During his time in Mexico, the multi-faceted Guevara eked out a living taking photographs of children in a Mexico City park. He also did research into allergies and other medical work, married his first wife, a Peruvian lady, and climbed the 17,720-foot volcano Popocatepetl.
It was also in Mexico that he met an exiled group of Cuban at a party in the Venezuelan embassy. Fidel Castro, persuaded him to accompany them as medic on an expedition in November 1956 to overthrow Cuban dictator Fulgencio Batista. And it was the Cubans in Mexico who gave Guevara his famous nickname "Che" because they were amused by the common Argentine trait of addressing people that way.
Now, almost 4 decades after his death, Guevara still symbolizes a lasting shift in social and cultural attitudes, although it did not turn out the way Guevara had hoped, Castaneda said in the interview. "It was a confluence of the man and his times that made the myth. ... The revolution did not happen, there can be no argument about that," he said.

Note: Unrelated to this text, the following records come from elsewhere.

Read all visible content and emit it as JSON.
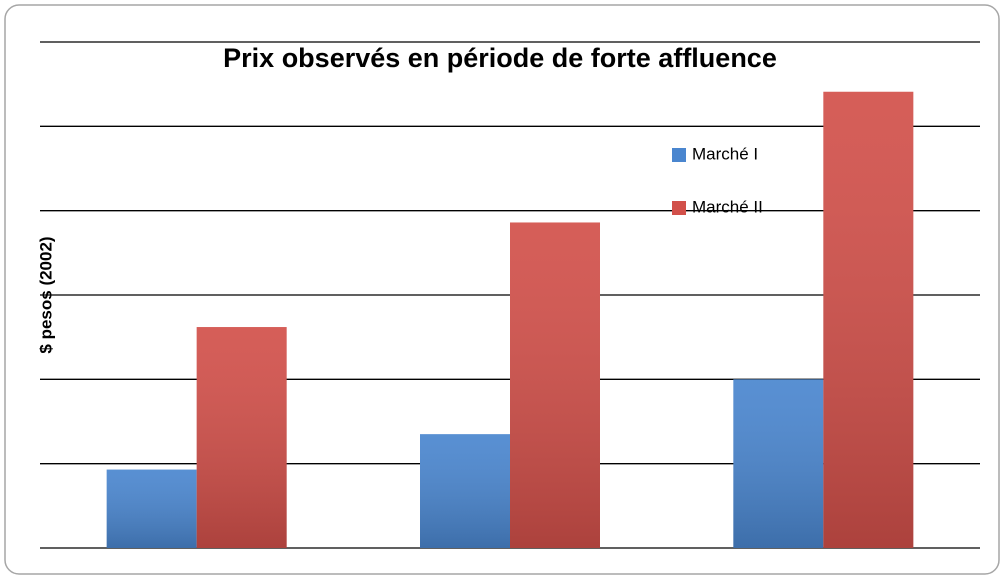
{
  "chart_data": {
    "type": "bar",
    "title": "Prix observés en période de forte affluence",
    "y_label": "$ pesos (2002)",
    "categories": [
      null,
      null,
      null
    ],
    "series": [
      {
        "name": "Marché I",
        "color": "#4a86cf",
        "values": [
          0.93,
          1.35,
          2.0
        ]
      },
      {
        "name": "Marché II",
        "color": "#d2504a",
        "values": [
          2.62,
          3.86,
          5.41
        ]
      }
    ],
    "ylim": [
      0,
      6
    ],
    "yticks": [
      0,
      1,
      2,
      3,
      4,
      5,
      6
    ],
    "grid": true,
    "legend": "top-right"
  }
}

"The most important changes in the second half of the 20th century symbolically took place in 1968," in the months following Guevara's death, Castaneda added in the interview. "They were not the changes Che or the left hoped for but that's the way it goes, ", Castaneda concluded.
And now we know that Fidel himself was touched by the curse, the vendetta of Che Guevara.
I know well, since, after writing many stories about Che, -including about the secret place where his remans were buried after he was killed-, I am also writing from my wheelchair paralyzed after a stroke suffered in1996, in the high lands (lack of oxygen) in La Paz, Bolivia, while doing some researh about that failed revolutionary adventure.